Floridians asked to help state hunt invasive pythons for cash
Floridians keen to protect the fragile ecosystem of the Everglades will have their mettle tested next month as the wildlife service seeks help in eradicating the giant Burmese python.
The public has been asked to join in a month-long hunt for the invasive species, which, lacking natural predators, snacks on native birds, deer, bobcats and other large animals, some of them protected.
Cash prizes as high as $1,500 will be up for grabs when January 12 kicks off a month-long program of “harvesting” the giant snakes, organized by the Florida Fish and Wildlife Conservation Commission.
“Increasing public awareness about Burmese pythons and how this invasive species is a threat to the Everglades ecosystem, including native wildlife, is the goal of the 2013 Python Challenge,” a statement said.

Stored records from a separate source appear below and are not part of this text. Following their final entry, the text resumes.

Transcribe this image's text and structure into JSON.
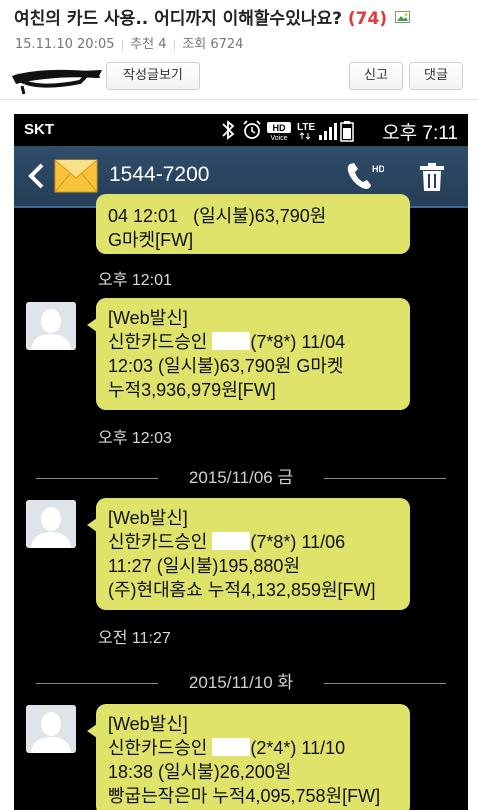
{
  "post": {
    "title": "여친의 카드 사용.. 어디까지 이해할수있나요?",
    "comment_count": "(74)",
    "date": "15.11.10 20:05",
    "recommend": "추천 4",
    "views": "조회 6724"
  },
  "buttons": {
    "view_posts": "작성글보기",
    "report": "신고",
    "reply": "댓글"
  },
  "phone": {
    "status": {
      "carrier": "SKT",
      "time": "오후 7:11"
    },
    "header": {
      "number": "1544-7200"
    },
    "messages": [
      {
        "lines": [
          "04 12:01   (일시불)63,790원",
          "G마켓[FW]"
        ],
        "time": "오후 12:01"
      },
      {
        "line1": "[Web발신]",
        "line2_pre": "신한카드승인 ",
        "line2_post": "(7*8*) 11/04",
        "line3": "12:03 (일시불)63,790원 G마켓",
        "line4": "누적3,936,979원[FW]",
        "time": "오후 12:03"
      },
      {
        "line1": "[Web발신]",
        "line2_pre": "신한카드승인 ",
        "line2_post": "(7*8*) 11/06",
        "line3": "11:27 (일시불)195,880원",
        "line4": "(주)현대홈쇼 누적4,132,859원[FW]",
        "time": "오전 11:27"
      },
      {
        "line1": "[Web발신]",
        "line2_pre": "신한카드승인 ",
        "line2_post": "(2*4*) 11/10",
        "line3": "18:38 (일시불)26,200원",
        "line4": "빵굽는작은마 누적4,095,758원[FW]"
      }
    ],
    "date_separators": [
      "2015/11/06 금",
      "2015/11/10 화"
    ]
  }
}
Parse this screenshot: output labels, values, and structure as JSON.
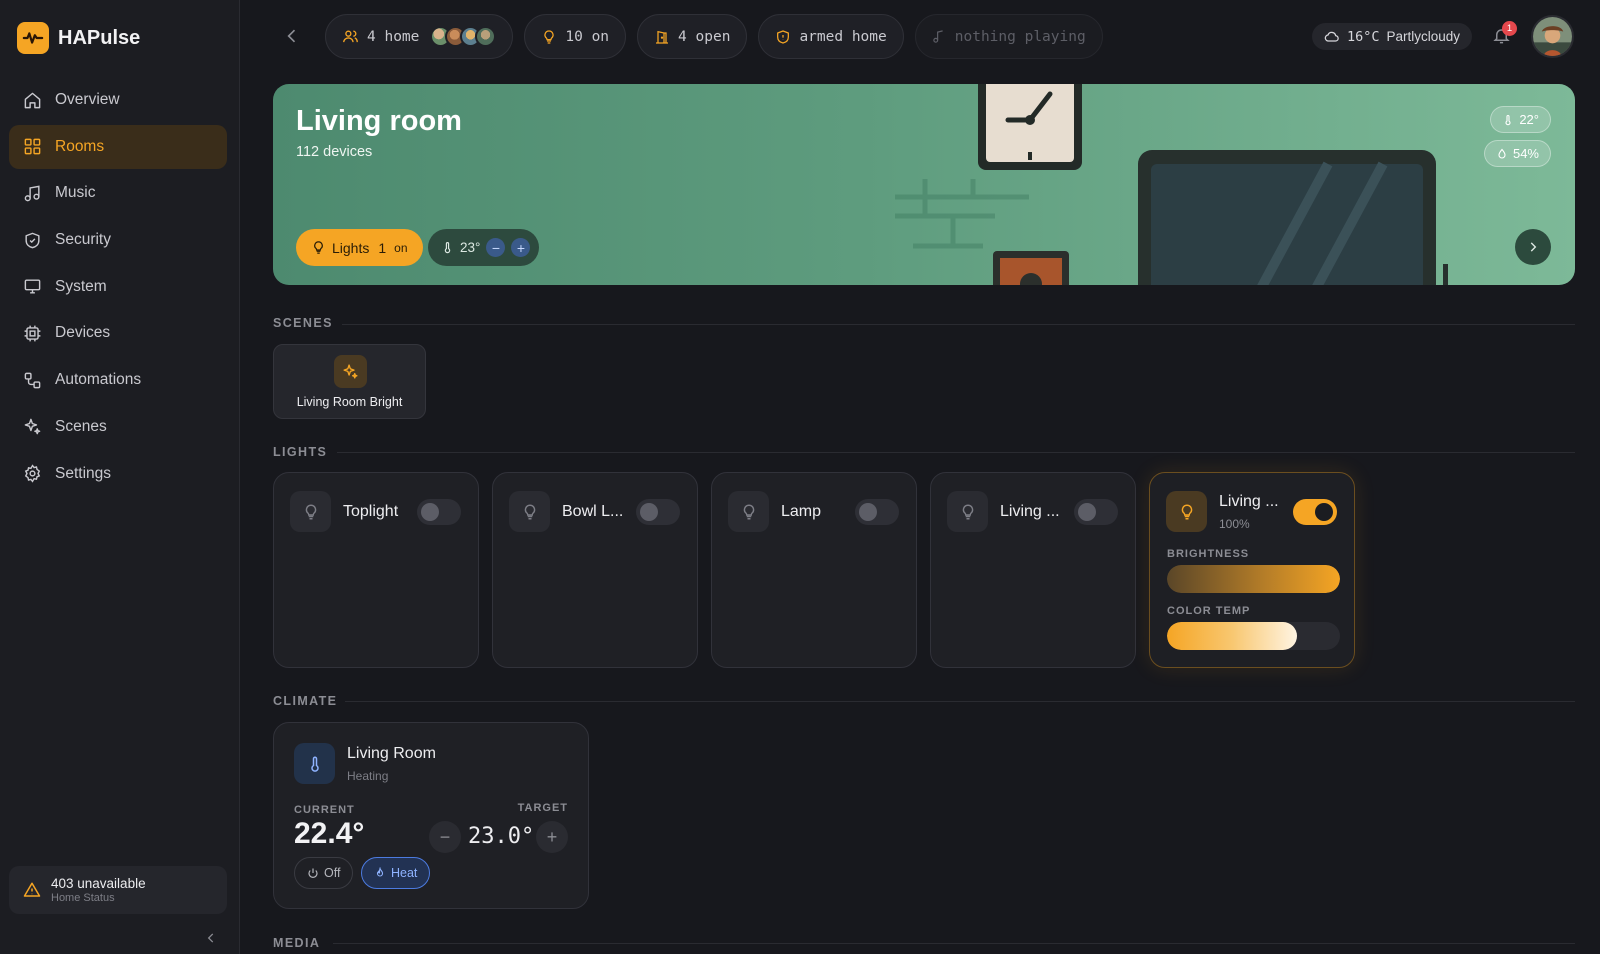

The high-octane environmental challenge is open not only to “python permit holders” but also ordinary members of the public, the press release stipulated.
First found in Florida’s Everglades swamp in 1979, where it may have been abandoned by a pet owner, the Burmese python (Python molurus bivittatus) took only 21 years to become an established species there.
Current estimates indicate there are now hundreds of thousands slithering across southern Florida. In August, University of Florida scientists examined a record 5.36-metre (17-foot-seven-inch) specimen that had 87 eggs.